Courses taught

Teaching philosophy, undergraduate courses, graduate seminars

Teaching philosophy

  • The teaching philosophy behind my work in the classroom is the combined result of over ten years teaching experience in different countries and of the influence of the educational ideas of the classical American pragmatists, a central research interest of mine. I started my academic career as assistant lecturer of classical sociological theory at the Lisbon University Institute/ISCTE from 1998-2000. I was only 23 and had recently graduated with honors. Faced with the choice of either enrolling in a doctoral program abroad (in Sussex University, UK) or remaining in my country and start teaching, I chose the second. It was, I now see, one of the best decisions I ever made.

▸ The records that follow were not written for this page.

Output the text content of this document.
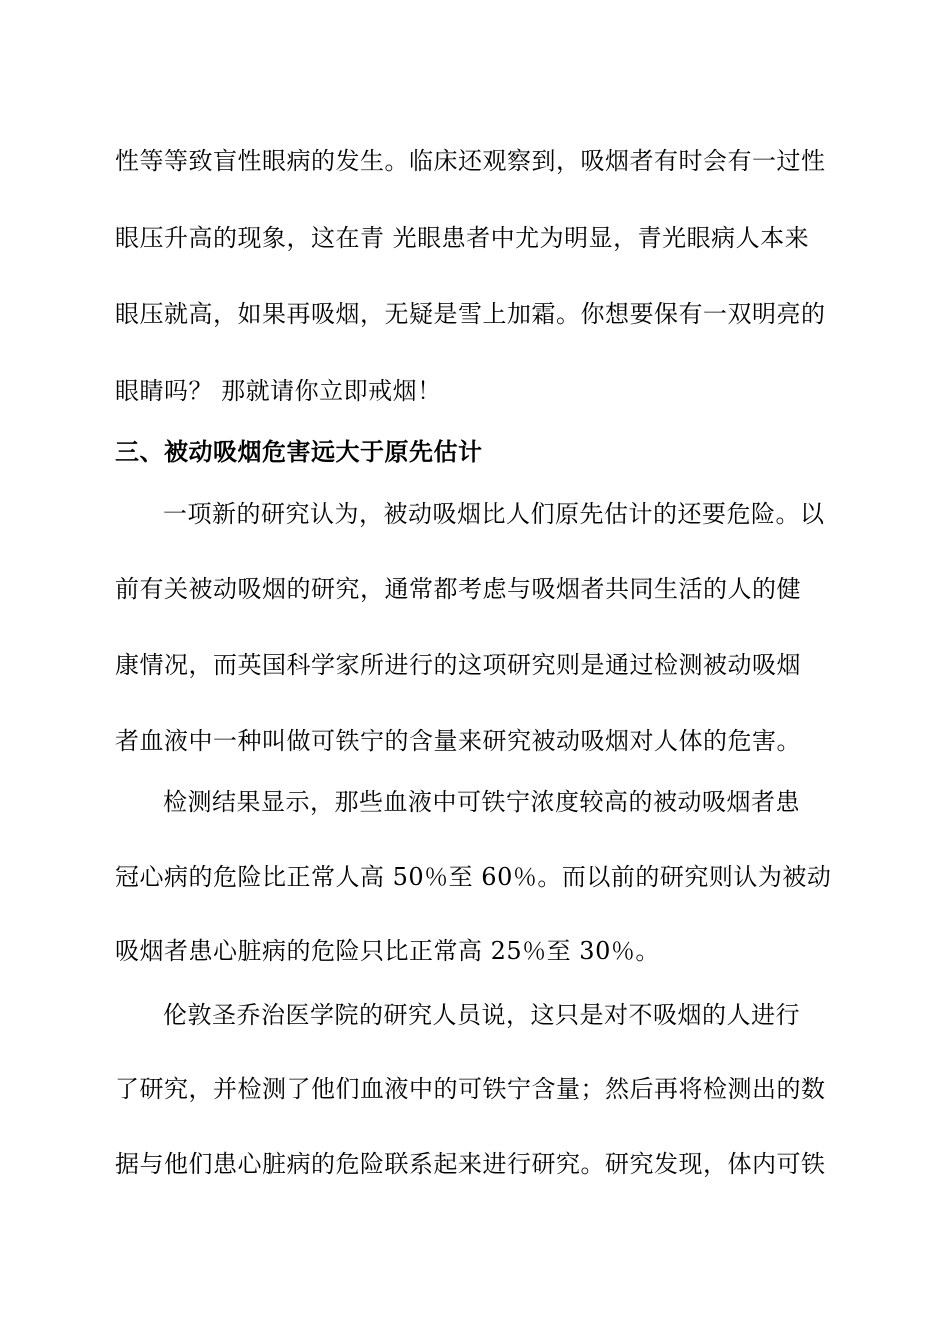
性等等致盲性眼病的发生。临床还观察到，吸烟者有时会有一过性
眼压升高的现象，这在青 光眼患者中尤为明显，青光眼病人本来
眼压就高，如果再吸烟，无疑是雪上加霜。你想要保有一双明亮的
眼睛吗？ 那就请你立即戒烟！
三、被动吸烟危害远大于原先估计
一项新的研究认为，被动吸烟比人们原先估计的还要危险。以
前有关被动吸烟的研究，通常都考虑与吸烟者共同生活的人的健
康情况，而英国科学家所进行的这项研究则是通过检测被动吸烟
者血液中一种叫做可铁宁的含量来研究被动吸烟对人体的危害。
检测结果显示，那些血液中可铁宁浓度较高的被动吸烟者患
冠心病的危险比正常人高 50％至 60％。而以前的研究则认为被动
吸烟者患心脏病的危险只比正常高 25％至 30％。
伦敦圣乔治医学院的研究人员说，这只是对不吸烟的人进行
了研究，并检测了他们血液中的可铁宁含量；然后再将检测出的数
据与他们患心脏病的危险联系起来进行研究。研究发现，体内可铁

First, because I found teaching extremely rewarding: I used to teach large classes of 1st and 2nd year undergraduates whose reaction was often enthusiastic, and learning from my mistakes (like talking too fast or assuming students were already familiar with the background of the classes’ subject) gradually gave me more and more confidence to approach the classroom and become a better teacher. Second, it was in preparation to this particular course that I first started reading the American pragmatists systematically. Especially because Portuguese students are notoriously more deferential and quiet than their British and American counterparts, the educational theories of Dewey and Mead made much more sense to me than the traditional one-way teacher-to-student method.

  • My teaching philosophy is closely related to G.H. Mead’s conception of meaning. Meaning, according to Mead, is an emergent of the interaction between selves and objects: the meaning of an object lies in what it means to us, in our response to it. To understand the meaning of an object is not so much a question of discovery of some objective reality as it is a matter of creation. The implications of Mead’s particular conception of meaning for educational purposes are far-reaching. Meanings cannot be handed down to the learner, but arise only through the reaction of the learner. From this it follows that the communication of meaning is not a process of imitation. Education is a process of creative (trans)formation of meaning. But, of course, education is not simply about evoking any response from the learner; the key question is how and to what extent the response of the learner can be ‘organized’. Education, understood as the “conveying of meanings”, is not a process of imitation, but a process of action and reaction, of social stimulation and response. It is, in other words, a creative process, a process in which meaning is constantly made, rather than reproduced. I subscribe to a theory of education in which the student is not simply on the receiving end of the process. Education is not the transfer of meaning from the teacher to the student, from the parent to the child, from the current generation to the next generation. Education is a process of communication in which the student is as much a meaning-maker as the teacher is. Students are not empty vessels that have to be filled; students ultimately are a source of new meanings and of the renewal of meaning. In the last 10 years, I have had the opportunity to put this teaching philosophy to the test by teaching a wide variety of subjects, at different levels.